Problemas de naturaleza económica, derivados en lo esencial de una financiación insuficiente, dieron lugar a que al final de la década de los ochenta nos encontrásemos en una grave situación financiera, que, de continuar, ponía en peligro de desaparición a la Fundación Jiménez Díaz. La perspicaz visión del problema y su trascendencia y el claro entendimiento de que se trataba de salvar una obra de naturaleza, no sólo benéfica y docente, sino de raíz hondamente patriótica, movió al Gobierno socialista del señor González a intervenir en la institución, ensayando un sistema hasta entonces inédito de coste por proceso, mejorando el sistema de financiación y controlando su funcionamiento con gestores cualificados. El cambio funcionó y el hospital pudo recapitalizarse en infraestructura, tecnología y personal y mejorar muy significativamente sus rendimientos y eficacia. El empujón de esos años proveyó la inercia suficiente para resistir durante un tiempo. Desgraciadamente, los nuevos conciertos impuestos por el Sistema Nacional de Salud, y aceptados por la institución desde 1996, han llevado a la misma a una nueva pero aún más grave situación de penuria económica, hasta el punto de no poder pagar a proveedores de material sanitario y fármacos.

En estos días observamos atónitos un ridículo cruce de acusaciones entre la Administración sanitaria y la dirección de la clínica de la Concepción de cicatería y prodigalidad, de financiación insuficiente y torpeza en la gestión. No cabe duda de que la provisión de cuidados médicos a una población de 250.000 ciudadanos, incluyendo servicios tan caros como el tratamiento del sida, de las formas más agresivas de cáncer y leucemia, colocación de prótesis cardiacas o articulares, cirugía de la epilepsia y de las arritmias cardiacas, por sólo citar algunos, no puede dar más que pérdidas económicas. Pero ¿podemos o debemos valorar los cuidados de la salud sólo en concepto de gasto?

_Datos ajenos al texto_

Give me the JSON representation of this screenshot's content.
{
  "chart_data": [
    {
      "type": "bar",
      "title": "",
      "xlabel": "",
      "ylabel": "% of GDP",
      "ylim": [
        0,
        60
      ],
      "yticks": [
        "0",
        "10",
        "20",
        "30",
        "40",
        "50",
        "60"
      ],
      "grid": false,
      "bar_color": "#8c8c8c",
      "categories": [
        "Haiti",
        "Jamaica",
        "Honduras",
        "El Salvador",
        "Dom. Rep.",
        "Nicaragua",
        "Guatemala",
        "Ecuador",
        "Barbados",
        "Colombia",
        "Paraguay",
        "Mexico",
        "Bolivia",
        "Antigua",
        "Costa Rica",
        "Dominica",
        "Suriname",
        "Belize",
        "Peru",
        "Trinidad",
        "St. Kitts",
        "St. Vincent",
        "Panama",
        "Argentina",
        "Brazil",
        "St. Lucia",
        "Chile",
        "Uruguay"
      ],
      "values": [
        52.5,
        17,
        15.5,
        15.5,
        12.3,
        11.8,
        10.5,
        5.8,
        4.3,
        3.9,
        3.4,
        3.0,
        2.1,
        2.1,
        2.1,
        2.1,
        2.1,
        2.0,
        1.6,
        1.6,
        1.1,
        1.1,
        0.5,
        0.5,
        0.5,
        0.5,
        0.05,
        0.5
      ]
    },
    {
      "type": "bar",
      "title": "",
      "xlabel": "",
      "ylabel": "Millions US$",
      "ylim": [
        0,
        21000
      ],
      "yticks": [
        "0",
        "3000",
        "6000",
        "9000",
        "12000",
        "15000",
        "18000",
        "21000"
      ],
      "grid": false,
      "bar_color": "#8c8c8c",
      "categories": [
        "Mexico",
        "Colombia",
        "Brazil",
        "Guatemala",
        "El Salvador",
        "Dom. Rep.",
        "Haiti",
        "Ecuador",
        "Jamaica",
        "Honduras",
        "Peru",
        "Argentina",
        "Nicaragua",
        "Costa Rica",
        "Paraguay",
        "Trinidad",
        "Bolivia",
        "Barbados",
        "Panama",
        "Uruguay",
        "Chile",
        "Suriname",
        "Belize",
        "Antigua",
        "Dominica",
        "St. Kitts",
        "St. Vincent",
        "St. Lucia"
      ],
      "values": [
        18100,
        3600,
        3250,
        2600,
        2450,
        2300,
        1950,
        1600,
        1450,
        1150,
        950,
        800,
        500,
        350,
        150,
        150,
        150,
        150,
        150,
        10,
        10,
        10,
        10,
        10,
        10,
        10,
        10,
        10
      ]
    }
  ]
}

Como en otra ocasión, la Fundación Jiménez Díaz depende de una decisión política para subsistir. Las condiciones pueden de nuevo redefinirse, un nuevo marco de relaciones con la Administración sanitaria deberá ser establecido, pero si no queremos perder la obra de Jiménez Díaz, será necesaria una decidida voluntad política que asegure, y esta vez para siempre, el futuro de esa institución histórica en un país con poca memoria histórica.

Yo no conocí a Jiménez Díaz. La gran mayoría de los médicos que hoy practicamos el arte en la clínica de la Concepción no le conocimos personalmente. No obstante, con humildad nos consideramos continuadores de su obra, o, si se quiere, de sus sueños: proveer a nuestros pacientes de una medicina moderna, innovadora, basada en el humanismo y la compasión; poder contribuir a su avance y enseñarla a nuestros estudiantes y residentes.

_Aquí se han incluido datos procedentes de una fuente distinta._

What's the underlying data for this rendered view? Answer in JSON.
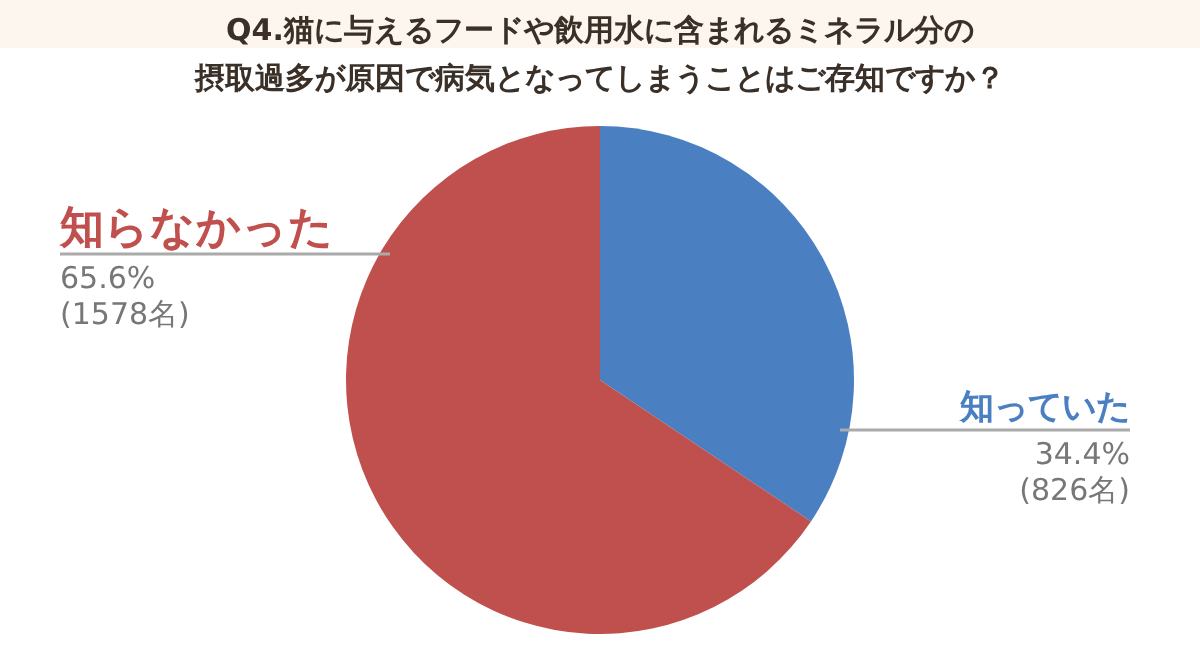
{
  "chart_data": {
    "type": "pie",
    "title": "Q4.猫に与えるフードや飲用水に含まれるミネラル分の摂取過多が原因で病気となってしまうことはご存知ですか？",
    "categories": [
      "知っていた",
      "知らなかった"
    ],
    "values": [
      34.4,
      65.6
    ],
    "colors": [
      "#4a7fc1",
      "#c0504d"
    ],
    "value_labels": [
      "34.4%\n(826名)",
      "65.6%\n(1578名)"
    ]
  }
}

El 13 de febrero de 1955, en la cena que culminó el día de la inauguración de la clínica de la Concepción, Jiménez Díaz se dirigió a sus colaboradores con estas palabras: 'Nosotros somos, queremos ser, la cabeza de una tradición. Vivamos todos con ese espíritu que puede persistir, no por nosotros, sino por todos los que vengan después, por nuestro país, porque solamente entonces podremos aspirar a ser historia'.

Manuel L. Fernández Guerrero es jefe asociado del Servicio de Medicina Interna, División de Enfermedades Infecciosas, y profesor de Medicina en la Fundación Jiménez Díaz de Madrid.